Volume of foreign trade (imports and exports) of the USA and China (all % of GDP)
Exchange rate as a weapon
The depreciation of the national currency should contribute to an increase in exports volume, as exporters receive a price advantage in foreign markets. It should be kept in mind that the effect of depreciation for the exporter can be compensated by the difference between rising prices in the trading countries. The ratio between the actual exchange rate and the exchange rate calculated in purchasing power parity (hereinafter referred to as "PPP") shows significant benefits for the exporters.
For example, the actual rate of JPY to the US dollar before 1985 fluctuated around the exchange rate calculated in purchasing power parity. In 1985, an agreement on the devaluation of the dollar (Economy of Japan), was reached between the USA and other developed economies, and JPY has become much more expensive than its purchasing power parity. This greatly affected the volume of Japanese exports to the USA – when from 1970 to 1985 the average annual increase in imports was 10.2%, further it did not exceed 0.6%. In recent years, the relationship between the rates has again become negative, but so far the Japanese exports do not show a growth trend.

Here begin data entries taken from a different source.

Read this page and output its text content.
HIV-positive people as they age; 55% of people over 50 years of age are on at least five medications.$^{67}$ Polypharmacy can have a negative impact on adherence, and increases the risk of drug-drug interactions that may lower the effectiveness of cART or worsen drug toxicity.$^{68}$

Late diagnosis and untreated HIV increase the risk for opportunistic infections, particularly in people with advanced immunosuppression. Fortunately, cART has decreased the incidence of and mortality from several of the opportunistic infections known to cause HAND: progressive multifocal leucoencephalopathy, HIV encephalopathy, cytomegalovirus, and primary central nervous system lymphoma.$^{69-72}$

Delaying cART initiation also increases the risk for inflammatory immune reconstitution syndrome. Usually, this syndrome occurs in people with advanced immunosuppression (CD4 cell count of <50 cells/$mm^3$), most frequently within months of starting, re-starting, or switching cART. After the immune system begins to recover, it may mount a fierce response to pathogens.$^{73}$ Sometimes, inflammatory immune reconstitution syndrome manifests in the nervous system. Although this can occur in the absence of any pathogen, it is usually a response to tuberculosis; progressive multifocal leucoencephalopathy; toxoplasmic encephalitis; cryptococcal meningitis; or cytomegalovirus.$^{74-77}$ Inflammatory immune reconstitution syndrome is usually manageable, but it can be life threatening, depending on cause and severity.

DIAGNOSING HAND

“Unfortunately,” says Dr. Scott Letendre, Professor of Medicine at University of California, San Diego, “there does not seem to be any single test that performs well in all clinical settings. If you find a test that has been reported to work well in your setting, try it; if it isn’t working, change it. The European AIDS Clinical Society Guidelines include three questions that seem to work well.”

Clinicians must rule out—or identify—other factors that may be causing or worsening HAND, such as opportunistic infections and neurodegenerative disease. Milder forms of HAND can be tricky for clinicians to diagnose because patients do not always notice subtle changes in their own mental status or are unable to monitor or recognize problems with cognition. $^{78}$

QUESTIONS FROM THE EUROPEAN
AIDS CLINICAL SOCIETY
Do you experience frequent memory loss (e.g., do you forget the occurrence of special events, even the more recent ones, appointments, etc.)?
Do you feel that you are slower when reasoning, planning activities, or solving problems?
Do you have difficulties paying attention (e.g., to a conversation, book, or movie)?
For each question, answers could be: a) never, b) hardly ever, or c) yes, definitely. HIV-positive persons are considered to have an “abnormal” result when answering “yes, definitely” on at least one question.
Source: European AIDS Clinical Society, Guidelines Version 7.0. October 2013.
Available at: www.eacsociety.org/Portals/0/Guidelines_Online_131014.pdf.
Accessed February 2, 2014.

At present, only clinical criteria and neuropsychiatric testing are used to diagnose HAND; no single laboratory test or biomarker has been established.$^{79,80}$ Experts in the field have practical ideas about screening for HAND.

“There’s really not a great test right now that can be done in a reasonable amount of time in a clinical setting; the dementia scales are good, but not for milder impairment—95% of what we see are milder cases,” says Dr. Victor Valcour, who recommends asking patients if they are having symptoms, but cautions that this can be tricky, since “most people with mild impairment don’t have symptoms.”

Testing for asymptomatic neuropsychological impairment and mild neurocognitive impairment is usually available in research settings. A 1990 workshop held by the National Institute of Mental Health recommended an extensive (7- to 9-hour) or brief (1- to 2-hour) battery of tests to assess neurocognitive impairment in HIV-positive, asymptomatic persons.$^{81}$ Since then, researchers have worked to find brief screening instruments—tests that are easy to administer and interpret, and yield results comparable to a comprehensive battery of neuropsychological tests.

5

Actual rate of USD/JPY, rate of USD/JPY in purchasing power parity and their ratio
Ratio rate of USD/JPY in purchasing power parity to actual rate of USD/JPY and the volume of Japan’s exports in the USA at constant prices
The situation is more unambiguous with China - over the past forty years, the CNY at the actual rate is consistently lower than its purchasing power parity, which should contribute to the high growth rate of Chinese exports.

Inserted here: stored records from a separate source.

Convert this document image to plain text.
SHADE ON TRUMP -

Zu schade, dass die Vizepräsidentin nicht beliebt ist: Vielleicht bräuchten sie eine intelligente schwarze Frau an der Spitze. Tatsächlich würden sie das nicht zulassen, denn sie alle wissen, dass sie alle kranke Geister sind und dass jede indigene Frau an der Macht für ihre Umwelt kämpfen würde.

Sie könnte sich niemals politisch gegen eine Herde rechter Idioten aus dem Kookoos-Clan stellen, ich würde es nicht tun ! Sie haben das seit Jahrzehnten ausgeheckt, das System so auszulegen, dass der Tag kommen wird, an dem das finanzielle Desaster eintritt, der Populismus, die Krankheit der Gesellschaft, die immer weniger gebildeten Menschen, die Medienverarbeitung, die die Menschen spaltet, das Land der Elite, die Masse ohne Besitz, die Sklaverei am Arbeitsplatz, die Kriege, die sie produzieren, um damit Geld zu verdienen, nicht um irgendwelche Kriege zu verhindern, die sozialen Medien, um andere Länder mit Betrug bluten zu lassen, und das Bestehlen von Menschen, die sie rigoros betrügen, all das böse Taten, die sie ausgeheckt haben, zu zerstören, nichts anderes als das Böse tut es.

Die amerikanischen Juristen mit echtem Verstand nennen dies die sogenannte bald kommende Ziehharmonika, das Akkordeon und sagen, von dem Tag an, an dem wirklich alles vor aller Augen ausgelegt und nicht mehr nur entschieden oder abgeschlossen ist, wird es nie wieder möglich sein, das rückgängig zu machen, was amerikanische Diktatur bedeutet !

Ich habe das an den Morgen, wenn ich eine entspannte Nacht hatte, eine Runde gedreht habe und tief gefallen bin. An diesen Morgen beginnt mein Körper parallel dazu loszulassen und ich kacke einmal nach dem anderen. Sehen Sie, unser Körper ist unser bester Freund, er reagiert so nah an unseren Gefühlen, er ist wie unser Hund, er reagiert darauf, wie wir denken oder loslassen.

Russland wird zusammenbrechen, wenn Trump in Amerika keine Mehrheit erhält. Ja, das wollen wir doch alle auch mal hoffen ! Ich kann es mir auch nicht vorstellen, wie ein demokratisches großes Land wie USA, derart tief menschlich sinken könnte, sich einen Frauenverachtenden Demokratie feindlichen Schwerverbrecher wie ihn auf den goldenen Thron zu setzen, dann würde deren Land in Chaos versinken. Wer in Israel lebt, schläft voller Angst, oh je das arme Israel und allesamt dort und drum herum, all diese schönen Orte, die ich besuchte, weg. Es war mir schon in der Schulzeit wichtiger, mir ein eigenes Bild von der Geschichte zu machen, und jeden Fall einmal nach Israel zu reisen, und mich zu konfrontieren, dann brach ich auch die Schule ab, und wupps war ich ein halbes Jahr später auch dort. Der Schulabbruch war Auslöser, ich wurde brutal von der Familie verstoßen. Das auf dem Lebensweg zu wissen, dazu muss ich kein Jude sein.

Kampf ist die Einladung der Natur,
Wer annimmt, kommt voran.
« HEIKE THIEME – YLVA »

The USA repeatedly criticized China for understating, in their opinion, CNY exchange rate; however, the PRC was never recognized as a currency manipulator. After 2005, China abolished the rigid peg of CNY against the US dollar, which had been in effect for ten years, making an exception only for the 2008-10 crisis periods. Nevertheless, CNY did not become a fully freely convertible currency; its rate is determined by the People's Bank of China based on the results of market trades, but in the specified corridor.
Actual rate of USD/CNY, rate of USD/CNY in purchasing power parity and their ration
Actual rate of USD/CNY in purchasing power parity to actual rate of USD/CNY and the volume of China's exports to the USA at constant prices
The understated actual exchange rate of CNY cannot help giving Chinese exporters a price advantage. After the beginning of the trade war with the USA, CNY became lower, and the difference between the two rates intensified. Since the beginning of the war, CNY has weakened by more than 9%. Trump blames the Chinese authorities for this, which, in his opinion, seek to eliminate the effect of duties. Another explanation may be the outflow of capital from the PRC. (Ten years of response to the crisis in the USA and PRC)
Donald Trump tries to break the international division of labor, where the USA is the center of financial services and high-tech developments, transferring physical production to countries with cheap labor.
Trump's position in the trade war is not as strong as it seems at first glance, because its escalation can lead to increase in prices and adversely affect the U.S. consumer. Unable to respond symmetrically to duties on imports of goods, U.S. trade partners may try to reduce their deficit in the balance of services with the U.S. It will be difficult for the States to force other countries to buy more American goods - they are more limited by high export prices, rather than tariffs. The USA can try to develop its own production of imported goods, but the price for them will be much higher than, for example, in China, which is unlikely to appreciate the American consumers.